A Hadoop cluster is a group of interconnected computers (nodes) that work together to store and process large-scale datasets using the Hadoop Distributed File System (HDFS) and the MapReduce programming paradigm.
The cluster is the basis of the Apache Hadoop framework and makes it possible to store and process data in a distributed way.
Components of a Hadoop Cluster
- NameNode: The NameNode is the central component of the Hadoop cluster. It manages the file system namespace and metadata, including the mapping of data blocks to DataNodes (data storage nodes). The NameNode keeps track of the location of data blocks in the cluster and ensures data reliability through replication.
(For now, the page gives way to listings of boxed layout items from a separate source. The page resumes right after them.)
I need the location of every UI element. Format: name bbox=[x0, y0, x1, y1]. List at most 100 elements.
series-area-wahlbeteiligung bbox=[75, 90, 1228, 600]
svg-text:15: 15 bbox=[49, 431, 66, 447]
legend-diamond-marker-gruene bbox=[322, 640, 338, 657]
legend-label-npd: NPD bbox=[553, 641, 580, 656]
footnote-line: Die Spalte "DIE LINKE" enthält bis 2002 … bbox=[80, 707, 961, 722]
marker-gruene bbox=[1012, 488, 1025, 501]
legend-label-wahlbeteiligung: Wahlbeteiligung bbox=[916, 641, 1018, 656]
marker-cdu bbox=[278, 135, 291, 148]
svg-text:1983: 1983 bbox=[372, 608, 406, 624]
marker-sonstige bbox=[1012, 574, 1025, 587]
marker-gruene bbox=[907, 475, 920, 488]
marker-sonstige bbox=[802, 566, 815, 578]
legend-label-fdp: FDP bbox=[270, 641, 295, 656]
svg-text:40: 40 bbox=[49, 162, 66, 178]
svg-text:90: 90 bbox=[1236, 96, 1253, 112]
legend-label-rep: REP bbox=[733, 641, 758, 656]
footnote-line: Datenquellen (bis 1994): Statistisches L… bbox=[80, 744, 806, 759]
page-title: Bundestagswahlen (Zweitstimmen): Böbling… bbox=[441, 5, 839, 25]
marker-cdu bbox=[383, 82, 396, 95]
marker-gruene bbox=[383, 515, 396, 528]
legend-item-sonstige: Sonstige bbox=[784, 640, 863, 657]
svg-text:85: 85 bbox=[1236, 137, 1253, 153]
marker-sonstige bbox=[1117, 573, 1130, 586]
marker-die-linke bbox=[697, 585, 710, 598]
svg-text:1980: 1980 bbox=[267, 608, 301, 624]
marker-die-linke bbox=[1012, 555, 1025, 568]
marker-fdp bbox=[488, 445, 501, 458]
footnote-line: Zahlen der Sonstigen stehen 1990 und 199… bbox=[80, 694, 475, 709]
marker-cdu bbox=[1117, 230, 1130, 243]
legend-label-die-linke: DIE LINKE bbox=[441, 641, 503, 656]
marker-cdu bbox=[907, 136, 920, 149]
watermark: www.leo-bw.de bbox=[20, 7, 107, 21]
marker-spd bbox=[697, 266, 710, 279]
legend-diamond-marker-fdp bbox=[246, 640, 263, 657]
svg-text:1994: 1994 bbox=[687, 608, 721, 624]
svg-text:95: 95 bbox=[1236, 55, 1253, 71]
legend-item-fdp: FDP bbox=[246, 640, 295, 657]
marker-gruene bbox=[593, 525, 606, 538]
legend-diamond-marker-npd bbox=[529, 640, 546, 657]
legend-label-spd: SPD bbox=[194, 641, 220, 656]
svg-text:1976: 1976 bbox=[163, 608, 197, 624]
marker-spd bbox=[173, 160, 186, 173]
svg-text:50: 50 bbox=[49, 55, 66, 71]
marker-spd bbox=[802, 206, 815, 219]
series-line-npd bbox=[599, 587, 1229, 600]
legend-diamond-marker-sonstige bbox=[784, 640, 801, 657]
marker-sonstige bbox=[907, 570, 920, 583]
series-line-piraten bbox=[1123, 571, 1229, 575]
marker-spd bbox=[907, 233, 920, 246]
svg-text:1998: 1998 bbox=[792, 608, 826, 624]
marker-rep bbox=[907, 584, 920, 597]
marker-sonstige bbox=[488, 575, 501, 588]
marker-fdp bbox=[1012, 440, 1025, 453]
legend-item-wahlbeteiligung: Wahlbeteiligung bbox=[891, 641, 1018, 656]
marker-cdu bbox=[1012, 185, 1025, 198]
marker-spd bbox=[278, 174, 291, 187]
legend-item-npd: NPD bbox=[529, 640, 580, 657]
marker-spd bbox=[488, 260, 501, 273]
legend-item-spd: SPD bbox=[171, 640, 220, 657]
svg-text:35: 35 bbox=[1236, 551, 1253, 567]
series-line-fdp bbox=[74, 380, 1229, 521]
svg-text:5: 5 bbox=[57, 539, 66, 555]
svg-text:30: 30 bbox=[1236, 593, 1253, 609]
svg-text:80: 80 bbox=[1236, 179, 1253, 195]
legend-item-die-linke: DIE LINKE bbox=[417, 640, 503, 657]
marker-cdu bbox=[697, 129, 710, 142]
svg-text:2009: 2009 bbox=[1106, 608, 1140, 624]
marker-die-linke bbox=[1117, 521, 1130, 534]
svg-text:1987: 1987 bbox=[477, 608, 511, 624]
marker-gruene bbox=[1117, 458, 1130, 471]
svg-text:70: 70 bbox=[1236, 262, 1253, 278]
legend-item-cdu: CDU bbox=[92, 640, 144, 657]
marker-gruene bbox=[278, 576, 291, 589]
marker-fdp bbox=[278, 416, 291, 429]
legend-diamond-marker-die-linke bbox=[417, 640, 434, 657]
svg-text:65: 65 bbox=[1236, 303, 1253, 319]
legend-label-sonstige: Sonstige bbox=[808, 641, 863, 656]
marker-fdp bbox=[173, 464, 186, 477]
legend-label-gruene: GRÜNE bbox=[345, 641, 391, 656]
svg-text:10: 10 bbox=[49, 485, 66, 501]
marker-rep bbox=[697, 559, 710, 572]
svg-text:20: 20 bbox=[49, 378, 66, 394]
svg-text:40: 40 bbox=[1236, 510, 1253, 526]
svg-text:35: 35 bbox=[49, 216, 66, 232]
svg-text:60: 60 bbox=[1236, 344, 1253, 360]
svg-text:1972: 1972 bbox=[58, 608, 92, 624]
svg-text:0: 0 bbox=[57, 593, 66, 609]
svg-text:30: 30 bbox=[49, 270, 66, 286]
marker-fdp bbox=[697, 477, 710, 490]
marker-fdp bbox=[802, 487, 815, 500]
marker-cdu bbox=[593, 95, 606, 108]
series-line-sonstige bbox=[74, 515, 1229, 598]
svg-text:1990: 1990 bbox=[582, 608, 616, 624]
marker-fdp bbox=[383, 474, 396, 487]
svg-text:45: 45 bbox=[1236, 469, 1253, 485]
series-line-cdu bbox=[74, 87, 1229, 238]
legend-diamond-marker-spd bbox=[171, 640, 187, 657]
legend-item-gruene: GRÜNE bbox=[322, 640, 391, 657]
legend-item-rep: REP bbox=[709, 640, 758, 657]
- DataNodes: DataNodes are worker nodes responsible for storing and managing the actual data in the Hadoop cluster. Each DataNode stores one or more data blocks and communicates with the NameNode to report the status of the data blocks it manages.
- Secondary NameNode (Deprecated): The Secondary NameNode assists the primary NameNode by periodically merging changes to the file system’s metadata. It is not a backup or failover NameNode. Note that the Secondary NameNode has been deprecated in Hadoop 2.x and replaced with the HDFS High Availability (HA) feature.
- ResourceManager: The ResourceManager is responsible for resource allocation and job scheduling in the YARN (Yet Another Resource Negotiator) framework, which manages resources across the Hadoop cluster. It receives job requests from clients, negotiates resources with NodeManagers, and monitors job progress.
- NodeManagers: NodeManagers run on each individual node in the cluster and manage the resources (CPU, memory) on that node. They are responsible for launching and monitoring containers that run application tasks (including MapReduce tasks) on the cluster.
- JobTracker (Deprecated): In older versions of Hadoop (Hadoop 1.x), the JobTracker was responsible for resource management and job scheduling in the MapReduce framework. However, in Hadoop 2.x and later, the JobTracker has been replaced with the ResourceManager and ApplicationMaster.
- ApplicationMaster: The ApplicationMaster is responsible for managing the lifecycle of a specific application running on the Hadoop cluster. Each application (e.g., a MapReduce job or a Spark application) has its own ApplicationMaster, which negotiates resources with the ResourceManager and coordinates the tasks across NodeManagers.